Convert a Tensor or RaggedTensor of wordpiece IDs to string-words.

import pathlib
pathlib.Path('/tmp/detok_vocab.txt').write_text(
    'a b c ##a ##b ##c'.replace(' ', '\n'))
wordpiece = WordpieceTokenizer('/tmp/detok_vocab.txt')
token_ids = [[0, 4, 5, 2, 5, 5, 5]]
wordpiece.detokenize(token_ids)
<tf.RaggedTensor [[b'abc', b'cccc']]>

The word pieces are joined along the innermost axis to make words. So the result has the same rank as the input, but the innermost axis of the result indexes words instead of word pieces.

The shape transformation is: [..., wordpieces] => [..., words]

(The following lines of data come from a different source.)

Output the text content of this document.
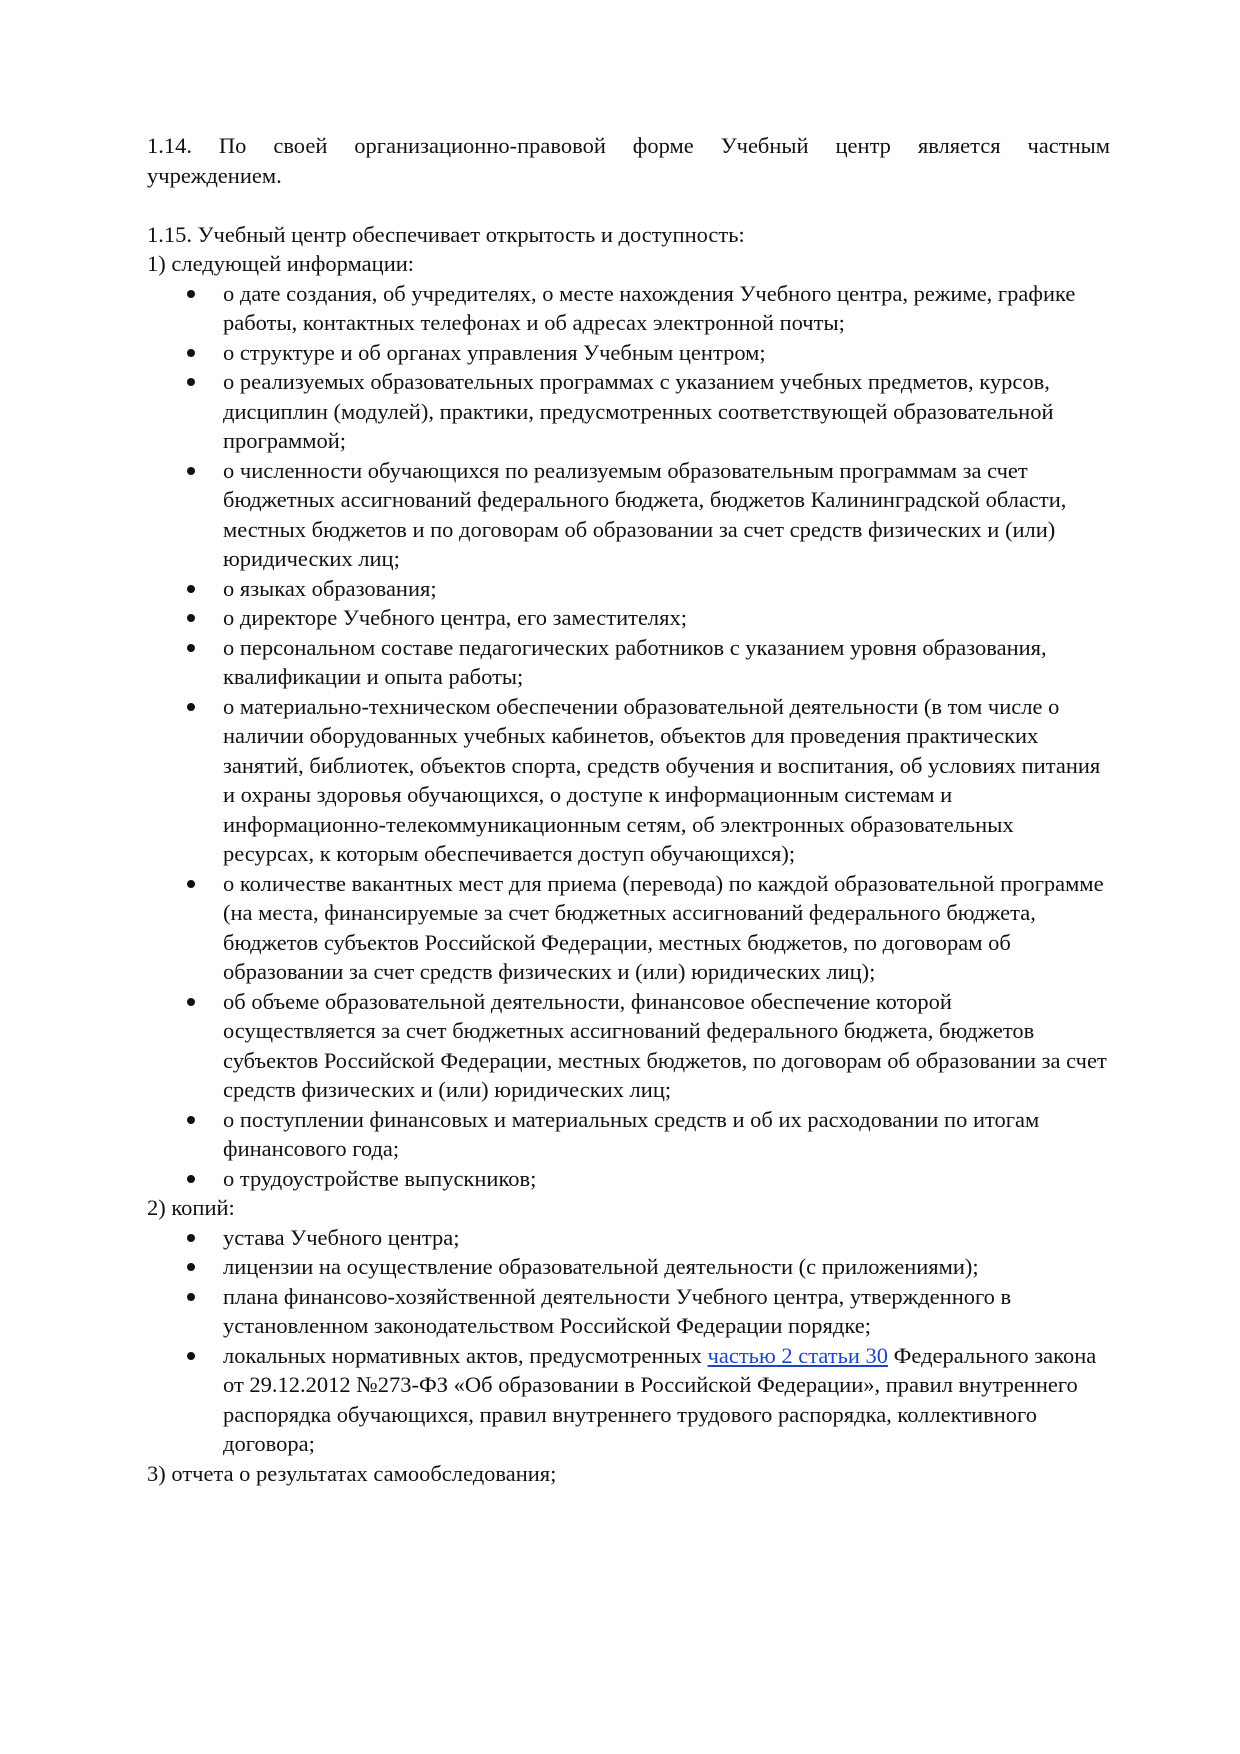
1.14. По своей организационно-правовой форме Учебный центр является частным учреждением.

1.15. Учебный центр обеспечивает открытость и доступность:

1) следующей информации:

о дате создания, об учредителях, о месте нахождения Учебного центра, режиме, графике работы, контактных телефонах и об адресах электронной почты;
о структуре и об органах управления Учебным центром;
о реализуемых образовательных программах с указанием учебных предметов, курсов, дисциплин (модулей), практики, предусмотренных соответствующей образовательной программой;
о численности обучающихся по реализуемым образовательным программам за счет бюджетных ассигнований федерального бюджета, бюджетов Калининградской области, местных бюджетов и по договорам об образовании за счет средств физических и (или) юридических лиц;
о языках образования;
о директоре Учебного центра, его заместителях;
о персональном составе педагогических работников с указанием уровня образования, квалификации и опыта работы;
о материально-техническом обеспечении образовательной деятельности (в том числе о наличии оборудованных учебных кабинетов, объектов для проведения практических занятий, библиотек, объектов спорта, средств обучения и воспитания, об условиях питания и охраны здоровья обучающихся, о доступе к информационным системам и информационно-телекоммуникационным сетям, об электронных образовательных ресурсах, к которым обеспечивается доступ обучающихся);
о количестве вакантных мест для приема (перевода) по каждой образовательной программе (на места, финансируемые за счет бюджетных ассигнований федерального бюджета, бюджетов субъектов Российской Федерации, местных бюджетов, по договорам об образовании за счет средств физических и (или) юридических лиц);
об объеме образовательной деятельности, финансовое обеспечение которой осуществляется за счет бюджетных ассигнований федерального бюджета, бюджетов субъектов Российской Федерации, местных бюджетов, по договорам об образовании за счет средств физических и (или) юридических лиц;
о поступлении финансовых и материальных средств и об их расходовании по итогам финансового года;
о трудоустройстве выпускников;

2) копий:

устава Учебного центра;
лицензии на осуществление образовательной деятельности (с приложениями);
плана финансово-хозяйственной деятельности Учебного центра, утвержденного в установленном законодательством Российской Федерации порядке;
локальных нормативных актов, предусмотренных частью 2 статьи 30 Федерального закона от 29.12.2012 №273-ФЗ «Об образовании в Российской Федерации», правил внутреннего распорядка обучающихся, правил внутреннего трудового распорядка, коллективного договора;

3) отчета о результатах самообследования;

When the input shape is [..., words, wordpieces] (like the output of WordpieceTokenizer.tokenize) the result's shape is [..., words, 1]. The additional ragged axis can be removed using words.merge_dims(-2, -1).

Args
token_ids A RaggedTensor or Tensor with an int dtype. Must have ndims >= 2

Returns
A RaggedTensor with dtype string and the rank as the input token_ids.

split

View source

Alias for Tokenizer.tokenize.

split_with_offsets

View source

Alias for TokenizerWithOffsets.tokenize_with_offsets.

tokenize

View source

Tokenizes a tensor of UTF-8 string tokens further into subword tokens.

Example:

import pathlib
pathlib.Path('/tmp/tok_vocab.txt').write_text(
    "they ##' ##re the great ##est".replace(' ', '\n'))
tokens = [["they're", 'the', 'greatest']]
tokenizer = WordpieceTokenizer('/tmp/tok_vocab.txt',
                               token_out_type=tf.string)
tokenizer.tokenize(tokens)
<tf.RaggedTensor [[[b'they', b"##'", b'##re'], [b'the'],
                   [b'great', b'##est']]]>

Args
input An N-dimensional Tensor or RaggedTensor of UTF-8 strings.

Returns
A RaggedTensor of tokens where tokens[i1...iN, j] is the string contents (or ID in the vocab_lookup_table representing that string) of the jth token in input[i1...iN]

tokenize_with_offsets

View source

Tokenizes a tensor of UTF-8 string tokens further into subword tokens.

Example:

import pathlib
pathlib.Path('/tmp/tok_vocab.txt').write_text(
    "they ##' ##re the great ##est".replace(' ', '\n'))
tokens = [["they're", 'the', 'greatest']]
tokenizer = WordpieceTokenizer('/tmp/tok_vocab.txt',
                               token_out_type=tf.string)
subtokens, starts, ends = tokenizer.tokenize_with_offsets(tokens)
subtokens
<tf.RaggedTensor [[[b'they', b"##'", b'##re'], [b'the'],
                   [b'great', b'##est']]]>
starts
<tf.RaggedTensor [[[0, 4, 5], [0], [0, 5]]]>
ends
<tf.RaggedTensor [[[4, 5, 7], [3], [5, 8]]]>

Args
input An N-dimensional Tensor or RaggedTensor of UTF-8 strings.

Returns
A tuple (tokens, start_offsets, end_offsets) where:

tokens[i1...iN, j]: is a RaggedTensor of the string contents (or ID in the vocab_lookup_table representing that string) of the jth token in input[i1...iN]. start_offsets[i1...iN, j]: is a RaggedTensor of the byte offsets for the inclusive start of the jth token in input[i1...iN]. end_offsets[i1...iN, j]: is a RaggedTensor of the byte offsets for the exclusive end of the jth token in input[i...iN]` (exclusive, i.e., first byte after the end of the token).

vocab_size

View source

Returns the vocabulary size.

Args
name The name argument that is passed to the op function.

Returns
A scalar representing the vocabulary size.